The main objectives for maintaining the SLR (Statutory Liquidity Ratio - mandated investments in government securities) ratio are the following:

   ** To control the expansion of bank credit. By changing the level of SLR, the Reserve Bank of India (RBI) can increase or decrease bank credit expansion.

**   To ensure the solvency of commercial banks.
   
** To compel the commercial banks to invest in government securities like government bonds.

If any Indian bank fails to maintain the required level of SLR, then it becomes liable to pay penalty to RBI. The defaulter bank pays penal interest at the rate of 3 % per annum above the Bank Rate, on the shortfall amount for that particular day.


But, according to the Circular, released by the Department of Banking Operations and Development, RBI; if the defaulter bank continues to default on the next working day, then the rate of penal interest can be increased to 5 % per annum above the Bank Rate.
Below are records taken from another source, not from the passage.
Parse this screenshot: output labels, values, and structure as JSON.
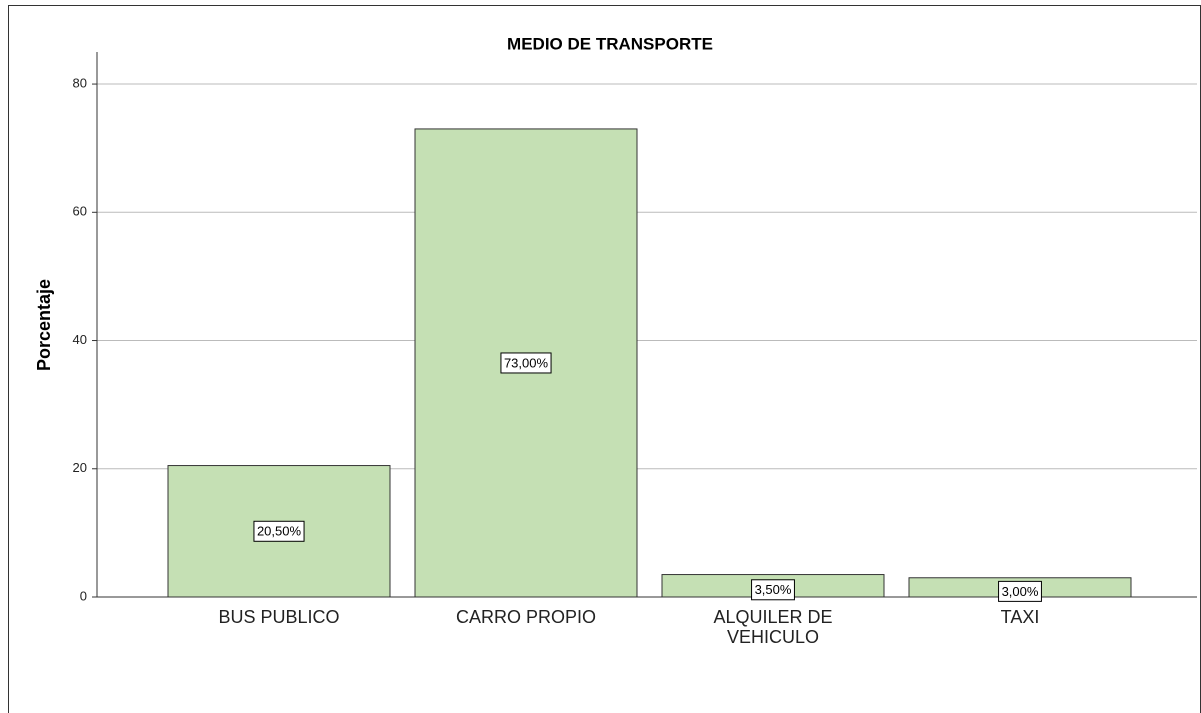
{
  "chart_data": {
    "type": "bar",
    "title": "MEDIO DE TRANSPORTE",
    "ylabel": "Porcentaje",
    "categories": [
      "BUS PUBLICO",
      "CARRO PROPIO",
      "ALQUILER DE VEHICULO",
      "TAXI"
    ],
    "values": [
      20.5,
      73,
      3.5,
      3.0
    ],
    "value_labels": [
      "20,50%",
      "73,00%",
      "3,50%",
      "3,00%"
    ],
    "color": "#c5e0b4",
    "ylim": [
      0,
      85
    ],
    "yticks": [
      0,
      20,
      40,
      60,
      80
    ],
    "grid": true
  }
}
This restriction is imposed by RBI on banks to make funds available to customers on demand as soon as possible.

Gold and government securities (or gilts) are included along with cash because they are highly liquid and safe assets.

The RBI can increase the SLR to contain inflation, suck liquidity in the market, to tighten the measure to safeguard the customers money. In a growing economy banks would like to invest in stock market, not in government securities or / gold as the latter would yield less returns. One more reason is long term government securities (or / any bond) are sensitive to interest rate changes.

But in an emerging economy interest rate change is a common activity.